President Barack Obama endorsed the right of same-sex couples to marry on Wednesday, a landmark pronouncement made in light of mounting pressure from gay rights advocates.
Obama became the first U.S. president to back the right of gay and lesbian couples to marry, a reversal from views expressed during the 2008 campaign, when he said he opposed same-sex marriage but favored civil unions as an alternative.
Obama told ABC News that, after reflection, he had “concluded that for me personally it is important for me to go ahead and affirm that I think same-sex couples should be able to get married.”
President Barack Obama, who said in the past that his views on gay marriage were ‘evolving,’ said today he thinks same-sex couples should be able to get married. But he also said that gay marriage is an issue for states to decide. Currently, there isn’t any federal action in the works to make gay marriage legal. NBC’s Chuck Todd reports.
In making his announcement, Obama completes what he had described as an “evolution” in his views on this issue, hastened by growing fervor this week involving gay rights. The growing pressure was capped Tuesday by North Carolina voters’ approval of a constitutional amendment banning not only same-sex marriages, but civil unions for gay and lesbian couples, as well.

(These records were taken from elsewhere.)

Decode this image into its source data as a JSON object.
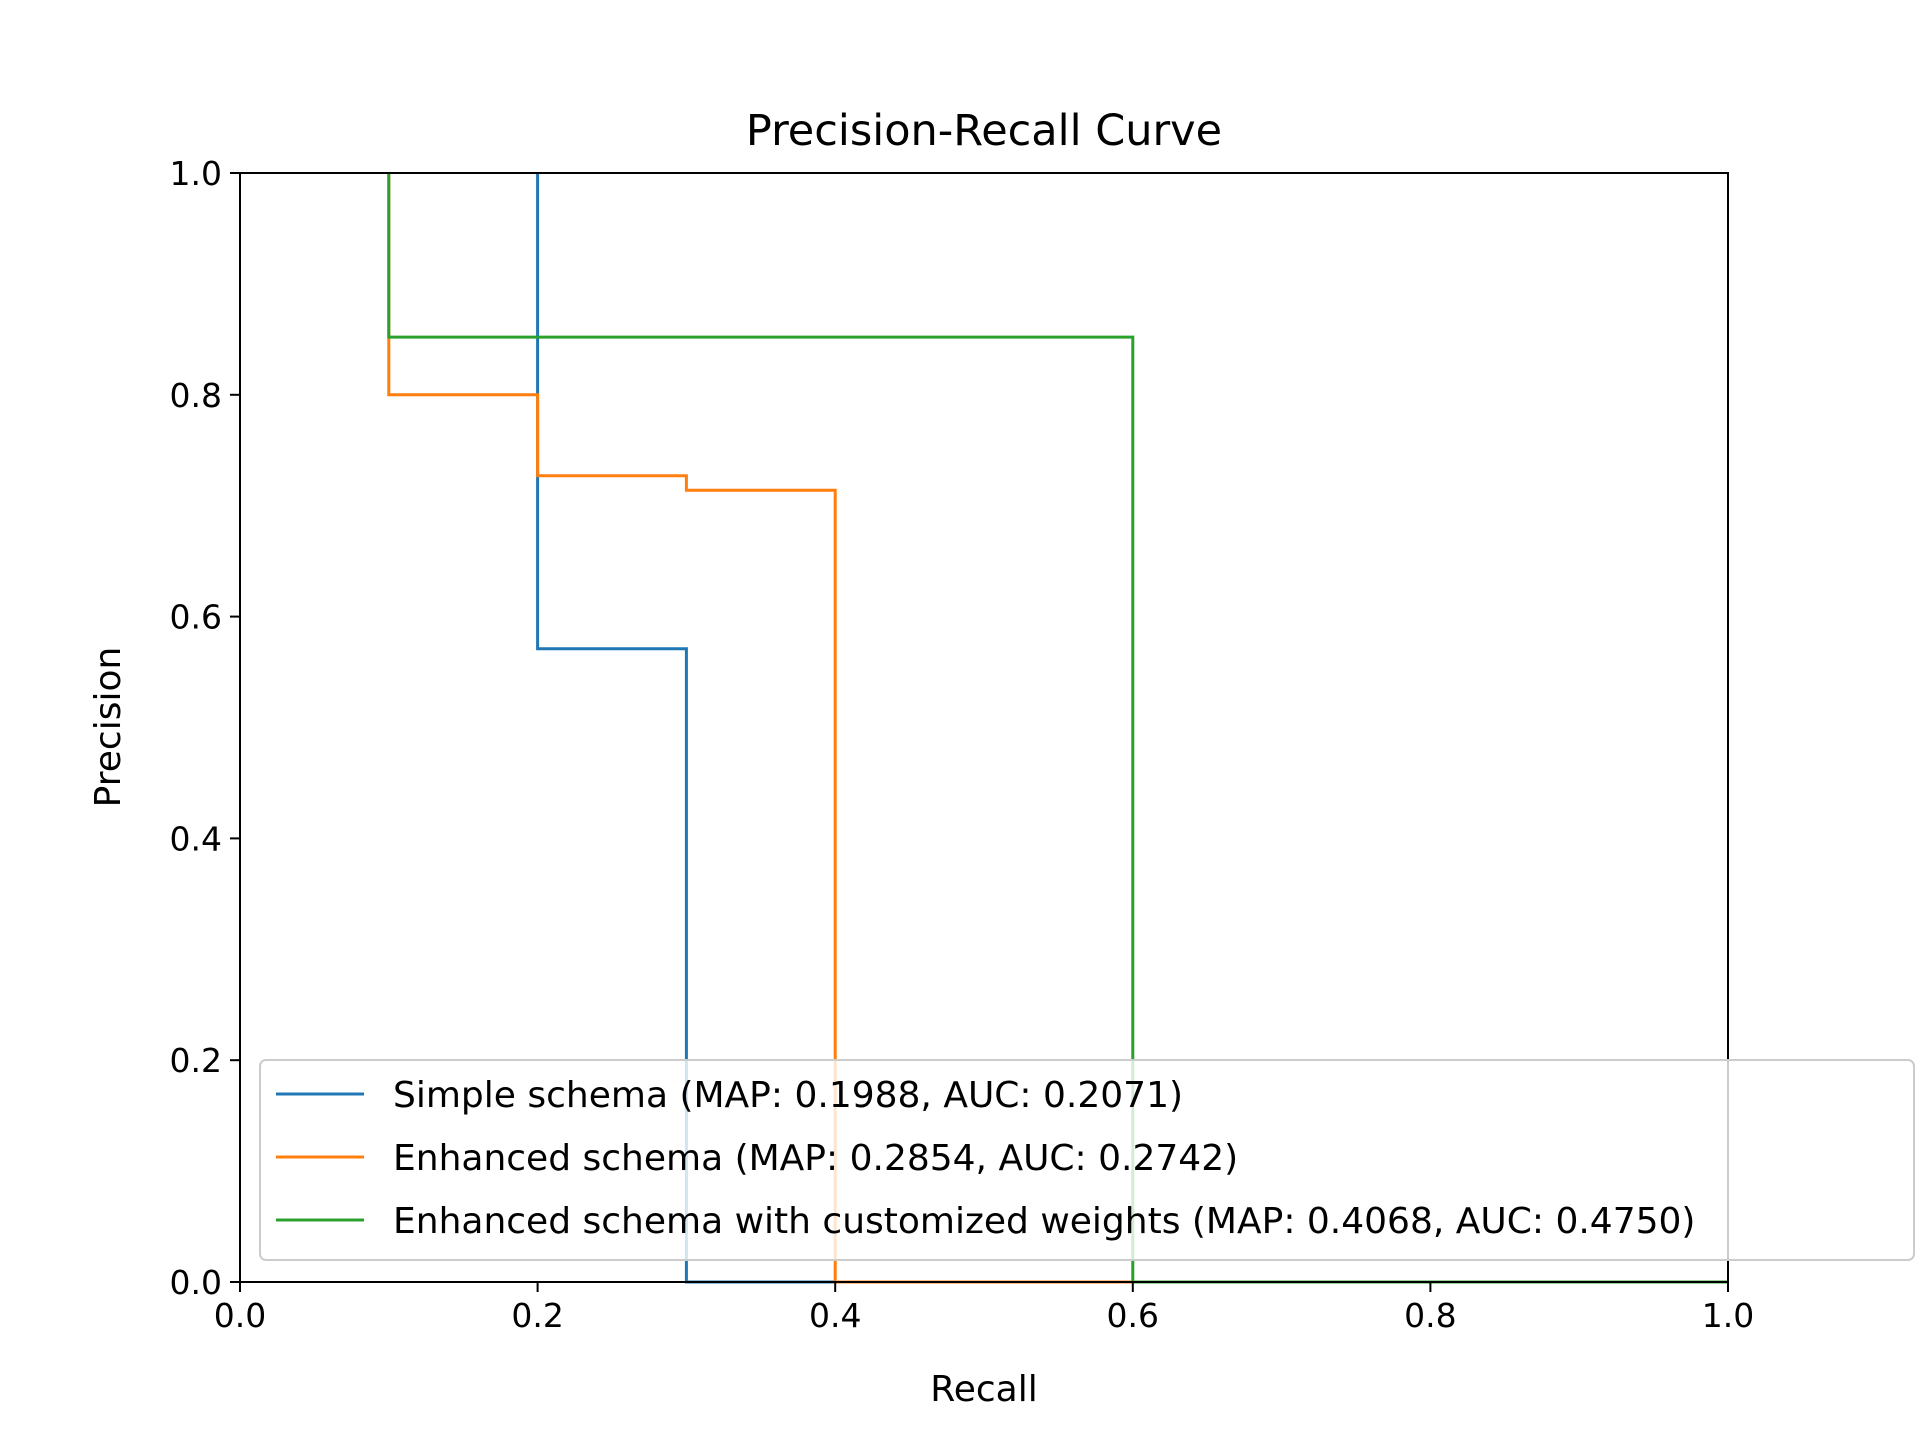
{
  "chart_data": {
    "type": "line",
    "step": true,
    "title": "Precision-Recall Curve",
    "xlabel": "Recall",
    "ylabel": "Precision",
    "xlim": [
      0,
      1
    ],
    "ylim": [
      0,
      1
    ],
    "xticks": [
      "0.0",
      "0.2",
      "0.4",
      "0.6",
      "0.8",
      "1.0"
    ],
    "yticks": [
      "0.0",
      "0.2",
      "0.4",
      "0.6",
      "0.8",
      "1.0"
    ],
    "grid": false,
    "legend_position": "lower-right",
    "series": [
      {
        "name": "Simple schema (MAP: 0.1988, AUC: 0.2071)",
        "color": "#1f77b4",
        "x": [
          0.2,
          0.2,
          0.3,
          0.3,
          1.0
        ],
        "y": [
          1.0,
          0.571,
          0.571,
          0.0,
          0.0
        ]
      },
      {
        "name": "Enhanced schema (MAP: 0.2854, AUC: 0.2742)",
        "color": "#ff7f0e",
        "x": [
          0.1,
          0.1,
          0.2,
          0.2,
          0.3,
          0.3,
          0.4,
          0.4,
          1.0
        ],
        "y": [
          1.0,
          0.8,
          0.8,
          0.727,
          0.727,
          0.714,
          0.714,
          0.0,
          0.0
        ]
      },
      {
        "name": "Enhanced schema with customized weights (MAP: 0.4068, AUC: 0.4750)",
        "color": "#2ca02c",
        "x": [
          0.1,
          0.1,
          0.6,
          0.6,
          1.0
        ],
        "y": [
          1.0,
          0.852,
          0.852,
          0.0,
          0.0
        ]
      }
    ]
  }
}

Obama’s shift not only speaks to a broad swath of the electorate, which has exhibited increasing acceptance of same-sex marriage in opinion polls, but also gay and lesbian voters who compose a core part of Obama’s base, and have been major fundraisers for his re-election.
President Barack Obama appears in an interview with ABC News on Wednesday, speaking in support of gay marriage. “It is important for me to go ahead and affirm that I think same sex couples should be able to get married,” the president said.
Obama explained that he had hesitated in fully supporting same-sex marriage because he thought civil unions would be sufficient.
“I have to tell you that over the course of several years as I have talked to friends and family and neighbors when I think about members of my own staff who are in incredibly committed monogamous relationships, same-sex relationships, who are raising kids together, when I think about those soldiers or airmen or marines or sailors who are out there fighting on my behalf and yet feel constrained, even now that ‘Don’t Ask Don’t Tell’ is gone, because they are not able to commit themselves in a marriage, at a certain point I’ve just concluded that for me personally it is important for me to go ahead and affirm that I think same sex couples should be able to get married,” he told ABC.
Will Obama’s support of gay marriage help or hurt his re-election bid? (See bottom of story for poll results)
The president had found himself under increasing pressure this week to state his position unequivocally after Vice President Joe Biden voiced support for same-sex marriage.
“I am absolutely comfortable with the fact that men marrying men, women marrying women, and heterosexual men and women marrying another are entitled to the same exact rights, all the civil rights, all the civil liberties,” Biden said on NBC’s Meet the Press.
“And quite frankly, I don’t see much of a distinction beyond that.”
While the White House emphasized that Biden’s position wasn’t representative of the entire administration, Education Secretary Arne Duncan’s pronouncement Monday on MSNBC Morning Joe in support of same-sex marriage added to pressure on the president.
“I have no update on the president’s personal views,” press secretary Jay Carney said repeatedly at Monday’s White House press briefing in reference to the president’s self-styled “evolution” on gay marriage.
As a result, Obama has risked fallout among his political base. The Washington post reported this week that gay and liberal donors had threatened to withhold financial support for the president or a super PAC due to his refusal to sign an executive order barring discrimination of gays and lesbians in federal contracting.
Comments from Vice President Joe Biden and Education Secretary Arne Duncan brought Obama’s views about gay marriage back into national spotlight.NBC’s Chuck Todd reports.
And Obama was expected, too, to encounter frustration at a major Hollywood fundraiser this week at the home of actor George Clooney.
The overwhelming approval, too, of the measure, which Obama had opposed, in North Carolina — a key swing state — heightened speculation that the president might address the issue.